Part 19
--Ce Benoît, qui l'a trompée, était un bélître. Si nous l'avions connue en ce temps-là, nous l'aurions mise sur ses gardes.
--Après tout, que peut-on lui reprocher? d'avoir voulu entrer dans la noblesse? Cela prouve qu'aux yeux des bourgeois éclairés la noblesse est encore quelque chose.
--Mme Benoît n'est pas sotte.
--Ni laide. Je ne sais quel secret elle a trouvé pour rajeunir.
--Quant à sa fille, c'est un petit ange.
--Il y a bien longtemps que je ne l'ai aperçue, en 1836. Elle promettait déjà.
--Désormais nous la verrons souvent: la voilà des nôtres!
--Elle en était déjà par son éducation. Je tiens de bonne part que sa mère a toujours voulu en faire une marquise.
--Sa mère sera des nôtres aussi; une fille ne va pas sans sa mère.

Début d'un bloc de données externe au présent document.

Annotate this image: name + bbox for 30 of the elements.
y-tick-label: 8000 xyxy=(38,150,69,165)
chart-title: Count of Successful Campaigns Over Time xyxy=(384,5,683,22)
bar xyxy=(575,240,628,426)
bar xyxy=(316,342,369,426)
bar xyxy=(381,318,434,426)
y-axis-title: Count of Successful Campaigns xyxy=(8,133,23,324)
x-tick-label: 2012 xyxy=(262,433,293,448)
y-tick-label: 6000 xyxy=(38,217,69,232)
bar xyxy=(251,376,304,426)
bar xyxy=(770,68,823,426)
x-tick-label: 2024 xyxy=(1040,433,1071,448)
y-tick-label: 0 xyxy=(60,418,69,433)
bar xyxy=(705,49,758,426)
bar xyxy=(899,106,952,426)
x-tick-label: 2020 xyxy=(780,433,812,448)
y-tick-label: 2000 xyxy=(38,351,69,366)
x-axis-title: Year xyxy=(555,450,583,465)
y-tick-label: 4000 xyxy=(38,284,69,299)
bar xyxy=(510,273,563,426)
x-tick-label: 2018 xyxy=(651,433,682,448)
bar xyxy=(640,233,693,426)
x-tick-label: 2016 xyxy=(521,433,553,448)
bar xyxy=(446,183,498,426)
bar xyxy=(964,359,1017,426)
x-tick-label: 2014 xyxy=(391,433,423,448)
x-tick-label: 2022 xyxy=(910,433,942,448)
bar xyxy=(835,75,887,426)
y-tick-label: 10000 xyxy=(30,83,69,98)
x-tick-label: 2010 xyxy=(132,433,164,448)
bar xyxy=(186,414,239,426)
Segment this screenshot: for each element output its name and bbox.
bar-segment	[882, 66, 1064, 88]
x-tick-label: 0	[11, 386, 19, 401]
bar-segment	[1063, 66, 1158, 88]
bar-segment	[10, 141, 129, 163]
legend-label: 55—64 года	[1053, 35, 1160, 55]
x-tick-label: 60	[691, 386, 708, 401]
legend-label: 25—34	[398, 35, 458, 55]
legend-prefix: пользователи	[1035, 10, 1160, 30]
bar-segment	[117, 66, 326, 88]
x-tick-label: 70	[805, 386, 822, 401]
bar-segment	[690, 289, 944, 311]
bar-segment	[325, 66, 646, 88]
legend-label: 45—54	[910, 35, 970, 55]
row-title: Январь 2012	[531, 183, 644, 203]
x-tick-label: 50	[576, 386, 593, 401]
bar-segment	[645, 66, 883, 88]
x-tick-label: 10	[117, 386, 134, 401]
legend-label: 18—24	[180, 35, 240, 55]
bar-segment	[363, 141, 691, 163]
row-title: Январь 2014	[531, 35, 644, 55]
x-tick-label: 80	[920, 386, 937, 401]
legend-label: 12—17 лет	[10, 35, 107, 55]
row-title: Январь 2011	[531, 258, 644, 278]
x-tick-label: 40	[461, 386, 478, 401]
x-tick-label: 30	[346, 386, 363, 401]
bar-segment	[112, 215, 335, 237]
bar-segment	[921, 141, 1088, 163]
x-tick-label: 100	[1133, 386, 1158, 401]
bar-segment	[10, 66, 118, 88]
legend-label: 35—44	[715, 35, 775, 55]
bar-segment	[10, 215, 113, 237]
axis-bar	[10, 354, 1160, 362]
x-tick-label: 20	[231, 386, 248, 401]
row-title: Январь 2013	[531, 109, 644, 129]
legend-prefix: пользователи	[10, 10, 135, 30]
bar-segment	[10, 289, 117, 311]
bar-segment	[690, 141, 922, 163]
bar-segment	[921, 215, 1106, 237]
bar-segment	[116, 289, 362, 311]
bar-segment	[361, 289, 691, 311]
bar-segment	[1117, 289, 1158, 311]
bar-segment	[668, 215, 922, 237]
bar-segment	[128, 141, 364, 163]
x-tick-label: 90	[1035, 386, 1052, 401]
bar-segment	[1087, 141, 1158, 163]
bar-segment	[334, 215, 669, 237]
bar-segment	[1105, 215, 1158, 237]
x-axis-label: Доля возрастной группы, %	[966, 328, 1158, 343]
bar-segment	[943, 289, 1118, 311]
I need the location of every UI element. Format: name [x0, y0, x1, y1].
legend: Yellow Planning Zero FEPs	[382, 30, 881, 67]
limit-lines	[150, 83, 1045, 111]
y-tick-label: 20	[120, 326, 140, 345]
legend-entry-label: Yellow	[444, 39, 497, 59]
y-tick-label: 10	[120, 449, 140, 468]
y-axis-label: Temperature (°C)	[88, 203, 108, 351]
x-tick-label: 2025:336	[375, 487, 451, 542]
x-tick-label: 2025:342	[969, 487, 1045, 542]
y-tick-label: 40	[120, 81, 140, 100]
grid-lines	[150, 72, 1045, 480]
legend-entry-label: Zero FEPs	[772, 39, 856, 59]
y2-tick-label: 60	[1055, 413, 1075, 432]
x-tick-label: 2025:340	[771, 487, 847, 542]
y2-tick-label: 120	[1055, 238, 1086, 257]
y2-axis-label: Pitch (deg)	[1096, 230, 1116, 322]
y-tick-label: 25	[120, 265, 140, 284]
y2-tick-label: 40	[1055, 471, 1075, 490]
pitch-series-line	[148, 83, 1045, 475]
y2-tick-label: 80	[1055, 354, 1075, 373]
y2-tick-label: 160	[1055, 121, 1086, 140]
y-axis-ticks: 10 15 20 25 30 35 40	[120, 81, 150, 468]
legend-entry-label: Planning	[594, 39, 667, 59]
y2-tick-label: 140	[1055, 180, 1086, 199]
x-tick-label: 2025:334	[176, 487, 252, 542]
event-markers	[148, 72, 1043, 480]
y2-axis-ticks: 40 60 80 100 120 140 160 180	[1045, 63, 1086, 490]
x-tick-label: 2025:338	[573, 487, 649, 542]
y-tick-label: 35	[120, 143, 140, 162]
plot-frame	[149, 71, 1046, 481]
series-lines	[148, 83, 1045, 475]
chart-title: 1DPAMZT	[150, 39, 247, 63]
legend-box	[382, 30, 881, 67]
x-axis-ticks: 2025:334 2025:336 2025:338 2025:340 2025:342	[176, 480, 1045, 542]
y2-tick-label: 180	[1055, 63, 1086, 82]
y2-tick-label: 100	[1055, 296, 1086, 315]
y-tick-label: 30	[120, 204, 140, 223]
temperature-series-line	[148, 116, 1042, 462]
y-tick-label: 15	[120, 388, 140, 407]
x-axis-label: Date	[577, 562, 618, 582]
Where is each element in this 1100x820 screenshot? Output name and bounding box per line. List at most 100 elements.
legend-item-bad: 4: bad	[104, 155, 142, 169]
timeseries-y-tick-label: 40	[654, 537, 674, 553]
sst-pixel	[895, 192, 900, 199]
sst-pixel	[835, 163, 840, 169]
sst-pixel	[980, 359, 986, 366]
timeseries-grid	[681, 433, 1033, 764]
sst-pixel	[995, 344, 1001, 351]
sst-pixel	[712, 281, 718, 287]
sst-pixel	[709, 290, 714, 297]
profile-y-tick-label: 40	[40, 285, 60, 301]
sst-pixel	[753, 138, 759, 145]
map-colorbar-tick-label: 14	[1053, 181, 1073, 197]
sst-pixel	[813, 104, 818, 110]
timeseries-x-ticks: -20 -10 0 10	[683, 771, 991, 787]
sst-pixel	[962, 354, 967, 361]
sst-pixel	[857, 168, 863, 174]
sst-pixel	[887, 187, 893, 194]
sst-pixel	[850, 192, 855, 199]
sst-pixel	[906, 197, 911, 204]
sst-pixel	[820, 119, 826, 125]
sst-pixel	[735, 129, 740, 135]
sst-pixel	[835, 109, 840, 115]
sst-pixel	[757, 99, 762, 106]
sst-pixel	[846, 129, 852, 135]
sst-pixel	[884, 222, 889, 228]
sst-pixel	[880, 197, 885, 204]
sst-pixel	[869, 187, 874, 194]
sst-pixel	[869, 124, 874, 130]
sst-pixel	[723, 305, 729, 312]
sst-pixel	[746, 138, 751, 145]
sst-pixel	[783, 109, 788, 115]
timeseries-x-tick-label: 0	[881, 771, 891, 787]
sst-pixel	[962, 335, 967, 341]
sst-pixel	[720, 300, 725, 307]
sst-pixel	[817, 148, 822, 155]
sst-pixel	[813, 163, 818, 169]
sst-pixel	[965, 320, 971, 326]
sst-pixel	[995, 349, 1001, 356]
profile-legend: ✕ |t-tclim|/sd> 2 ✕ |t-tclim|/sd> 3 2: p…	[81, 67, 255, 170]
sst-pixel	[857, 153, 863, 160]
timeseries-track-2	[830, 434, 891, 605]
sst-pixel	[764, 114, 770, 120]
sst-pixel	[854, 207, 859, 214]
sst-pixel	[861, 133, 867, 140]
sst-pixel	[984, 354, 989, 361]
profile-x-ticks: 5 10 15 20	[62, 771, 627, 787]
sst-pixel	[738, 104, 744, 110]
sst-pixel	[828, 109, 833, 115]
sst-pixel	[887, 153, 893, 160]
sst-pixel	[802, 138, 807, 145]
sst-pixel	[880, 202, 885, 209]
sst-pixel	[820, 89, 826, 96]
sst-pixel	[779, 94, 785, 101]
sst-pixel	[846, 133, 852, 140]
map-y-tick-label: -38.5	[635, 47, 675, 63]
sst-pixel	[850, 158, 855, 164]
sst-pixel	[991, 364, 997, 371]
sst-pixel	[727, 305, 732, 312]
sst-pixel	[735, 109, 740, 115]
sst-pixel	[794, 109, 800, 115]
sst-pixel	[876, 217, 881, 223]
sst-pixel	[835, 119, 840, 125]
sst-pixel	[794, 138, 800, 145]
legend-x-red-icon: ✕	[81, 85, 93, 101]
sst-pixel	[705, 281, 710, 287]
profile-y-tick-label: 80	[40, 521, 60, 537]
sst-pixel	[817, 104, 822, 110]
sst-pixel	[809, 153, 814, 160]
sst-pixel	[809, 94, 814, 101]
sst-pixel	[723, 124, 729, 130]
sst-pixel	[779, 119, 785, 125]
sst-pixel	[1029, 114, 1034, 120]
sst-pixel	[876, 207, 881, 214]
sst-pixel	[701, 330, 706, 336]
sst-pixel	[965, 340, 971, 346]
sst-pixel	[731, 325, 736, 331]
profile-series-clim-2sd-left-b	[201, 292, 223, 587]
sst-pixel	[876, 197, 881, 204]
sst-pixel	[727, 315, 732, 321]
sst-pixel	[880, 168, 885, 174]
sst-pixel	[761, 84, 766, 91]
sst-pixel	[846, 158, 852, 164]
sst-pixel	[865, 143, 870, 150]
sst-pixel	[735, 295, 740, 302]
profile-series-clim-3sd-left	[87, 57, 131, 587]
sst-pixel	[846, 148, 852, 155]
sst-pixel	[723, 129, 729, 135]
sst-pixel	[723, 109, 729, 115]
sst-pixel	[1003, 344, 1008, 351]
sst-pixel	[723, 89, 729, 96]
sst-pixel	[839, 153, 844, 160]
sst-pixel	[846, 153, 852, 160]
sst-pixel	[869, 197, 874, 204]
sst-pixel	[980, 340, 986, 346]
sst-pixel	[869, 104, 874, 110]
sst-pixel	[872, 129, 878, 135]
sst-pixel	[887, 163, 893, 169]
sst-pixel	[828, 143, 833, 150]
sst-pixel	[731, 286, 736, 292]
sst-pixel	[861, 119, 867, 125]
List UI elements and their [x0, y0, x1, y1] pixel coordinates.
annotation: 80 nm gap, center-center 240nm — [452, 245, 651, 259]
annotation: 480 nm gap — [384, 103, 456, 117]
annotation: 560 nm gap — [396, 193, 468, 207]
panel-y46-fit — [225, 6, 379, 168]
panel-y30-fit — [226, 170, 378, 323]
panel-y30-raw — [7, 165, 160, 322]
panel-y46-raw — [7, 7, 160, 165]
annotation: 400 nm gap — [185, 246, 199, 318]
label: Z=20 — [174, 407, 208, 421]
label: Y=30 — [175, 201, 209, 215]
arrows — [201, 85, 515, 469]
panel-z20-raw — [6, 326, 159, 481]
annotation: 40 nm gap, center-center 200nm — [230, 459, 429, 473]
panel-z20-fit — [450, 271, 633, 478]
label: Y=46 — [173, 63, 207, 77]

--Le marquis arrive incessamment; c'est un appoint considérable pour l'aristocratie du canton.
--On le dit fabuleusement riche.
--Ils feront une bonne maison.
--Ils donneront des fêtes.
--Nous serons de noces.»
Le lendemain, le salon de Mme Benoît fut envahi par une horde d'amis intimes qu'elle n'avait pas vus depuis douze ans.
Le marquis arriva le 12 mai pour l'heure du dîner. Après avoir cherché et trouvé un millier de francs, qui ne lui coûtèrent pas plus de soixante louis, il avait fait ses malles, embrassé le baron, et pris modestement la voiture de Nancy. A Nancy, il s'embarqua dans la diligence de Dieuze; à Dieuze, il se procura un cabriolet et un cheval de poste qui le conduisirent à Arlange. C'est l'affaire d'une heure quand les chemins sont beaux. En approchant du village, il se sentit au côté gauche quelque chose qui ressemblait fort à une palpitation. Je dois dire, à la honte du savant et à la louange de l'homme, qu'il ne pensait pas à la forge, mais à Lucile.
Une illustre Anglaise, que le _cant_ ne gênait pas beaucoup, lady Montague, s'étonnait que l'Apollon du Belvédère et je ne sais quelle Vénus antique pussent rester en présence dans le musée sans tomber dans les bras l'un de l'autre. Il s'en fallut assez peu que ce petit scandale ne se produisît à la première rencontre de Lucile et de Gaston. Ces jeunes êtres, qui ne s'étaient jamais vus, sentirent au même instant qu'ils étaient nés l'un pour l'autre. Dès le premier coup d'œil ils furent amants; dès les premiers mots ils furent amis: la jeunesse attirait la jeunesse, et la beauté la beauté. Il n'y eut entre eux ni trouble ni embarras: ils se regardaient en face, et se miraient l'un dans l'autre avec la charmante impudence de la naïveté; le cœur de Gaston était presque aussi neuf que celui de Lucile. Leur passion naquit sans mystère comme ces beaux soleils d'été qui se lèvent sans nuage. Je ne nie pas l'enivrement des passions coupables que le remords assaisonne et que le péril ennoblit; mais ce qu'il y a de plus beau en ce monde, c'est un amour légitime qui s'avance paisiblement sur une route fleurie, avec l'honneur à sa droite et la sécurité à sa gauche.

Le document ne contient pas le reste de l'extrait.